What Is A Credible Identifying Witness?
A credible identifying witness is an individual who knows and can verify the identity of a signer.
The witness appears at the time of the notarization and takes an oath or affirmation before the Notary that the signer is who they claim to be but lacks other forms of ID. Essentially, a credible identifying witness serves as a human ID card for the signer.
Typically, an identifying witness must personally know the signer and the Notary. Texas, for example, permits the use of a single credible witness who is personally known to the Notary. However, some states, such as California and Florida, permit the use of two credible identifying witnesses who aren’t known by the Notary personally but do know the signer and present proof of their own ID (such as a driver’s license).

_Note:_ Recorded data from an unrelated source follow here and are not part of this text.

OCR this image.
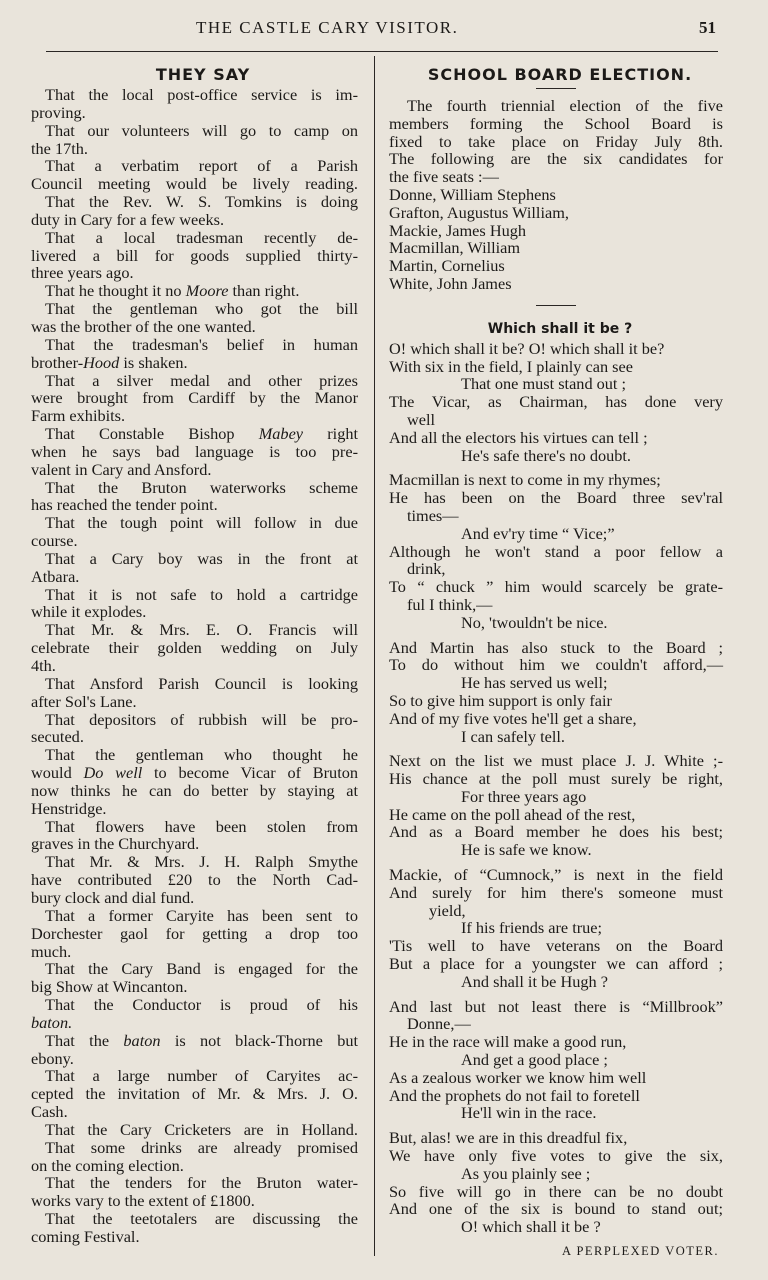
THE CASTLE CARY VISITOR.	51
THEY SAY
That the local post-office service is im-
proving.
That our volunteers will go to camp on
the 17th.
That a verbatim report of a Parish
Council meeting would be lively reading.
That the Rev. W. S. Tomkins is doing
duty in Cary for a few weeks.
That a local tradesman recently de-
livered a bill for goods supplied thirty-
three years ago.
That he thought it no Moore than right.
That the gentleman who got the bill
was the brother of the one wanted.
That the tradesman's belief in human
brother-Hood is shaken.
That a silver medal and other prizes
were brought from Cardiff by the Manor
Farm exhibits.
That Constable Bishop Mabey right
when he says bad language is too pre-
valent in Cary and Ansford.
That the Bruton waterworks scheme
has reached the tender point.
That the tough point will follow in due
course.
That a Cary boy was in the front at
Atbara.
That it is not safe to hold a cartridge
while it explodes.
That Mr. & Mrs. E. O. Francis will
celebrate their golden wedding on July
4th.
That Ansford Parish Council is looking
after Sol's Lane.
That depositors of rubbish will be pro-
secuted.
That the gentleman who thought he
would Do well to become Vicar of Bruton
now thinks he can do better by staying at
Henstridge.
That flowers have been stolen from
graves in the Churchyard.
That Mr. & Mrs. J. H. Ralph Smythe
have contributed £20 to the North Cad-
bury clock and dial fund.
That a former Caryite has been sent to
Dorchester gaol for getting a drop too
much.
That the Cary Band is engaged for the
big Show at Wincanton.
That the Conductor is proud of his
baton.
That the baton is not black-Thorne but
ebony.
That a large number of Caryites ac-
cepted the invitation of Mr. & Mrs. J. O.
Cash.
That the Cary Cricketers are in Holland.
That some drinks are already promised
on the coming election.
That the tenders for the Bruton water-
works vary to the extent of £1800.
That the teetotalers are discussing the
coming Festival.
SCHOOL BOARD ELECTION.
The fourth triennial election of the five
members forming the School Board is
fixed to take place on Friday July 8th.
The following are the six candidates for
the five seats :—
Donne, William Stephens
Grafton, Augustus William,
Mackie, James Hugh
Macmillan, William
Martin, Cornelius
White, John James
Which shall it be ?
O! which shall it be? O! which shall it be?
With six in the field, I plainly can see
That one must stand out ;
The Vicar, as Chairman, has done very
well
And all the electors his virtues can tell ;
He's safe there's no doubt.
Macmillan is next to come in my rhymes;
He has been on the Board three sev'ral
times—
And ev'ry time “ Vice;”
Although he won't stand a poor fellow a
drink,
To “ chuck ” him would scarcely be grate-
ful I think,—
No, 'twouldn't be nice.
And Martin has also stuck to the Board ;
To do without him we couldn't afford,—
He has served us well;
So to give him support is only fair
And of my five votes he'll get a share,
I can safely tell.
Next on the list we must place J. J. White ;-
His chance at the poll must surely be right,
For three years ago
He came on the poll ahead of the rest,
And as a Board member he does his best;
He is safe we know.
Mackie, of “Cumnock,” is next in the field
And surely for him there's someone must
yield,
If his friends are true;
'Tis well to have veterans on the Board
But a place for a youngster we can afford ;
And shall it be Hugh ?
And last but not least there is “Millbrook”
Donne,—
He in the race will make a good run,
And get a good place ;
As a zealous worker we know him well
And the prophets do not fail to foretell
He'll win in the race.
But, alas! we are in this dreadful fix,
We have only five votes to give the six,
As you plainly see ;
So five will go in there can be no doubt
And one of the six is bound to stand out;
O! which shall it be ?
A PERPLEXED VOTER.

What If The Witness Is A Family Member?
Being related to the signer doesn’t automatically disqualify a witness, but several states have laws stating that an identifying witness must be “impartial” (Mississippi and New Mexico) or be unaffected by the transaction (Hawaii, Massachusetts, Nebraska and North Carolina). Witnesses in California and Florida must swear as part of their oath that they do not have a financial interest in, nor are parties to, the underlying transaction. Depending upon the nature of the transaction, a close family member may not qualify to be a credible identifying witness.
For example, if a person asks you to notarize a document transferring ownership of a vehicle from the signer to his father, the father would not be “credible” as a witness because he stands to benefit from the transaction. However, if the father isn’t named in the title transferring the vehicle, he could serve as a witness.
How Well Should The Witness Know The Signer?
Technically, this isn’t the Notary’s call. If you personally know a credible identifying witness you may also know that the witness also knows the signer. However, you do not have a duty to investigate the relationship between a signer and witness. Your only duty is to properly administer the oath or affirmation compelling the witness to swear or affirm that he or she knows the signer. (Of course, if the witness lies in swearing to know the signer, the witness will be subject to the penalty of perjury.)
What Kind Of ID Can I Accept From A Witness?
Many states that allow only one credible identifying witness require the witness to be personally known by the Notary. In these states, witnesses are not required to present ID. However, in some states — such as Arizona, Iowa, North Dakota, Oregon and West Virginia — one witness may present an identity document.
In these states as well as the states that allow for two identifying witnesses, a witness’s ID must come from the same statutory list of acceptable IDs that applies to the signer.
In states that don’t specify a particular form of ID, you may accept the same type of ID that you would ask of any signer.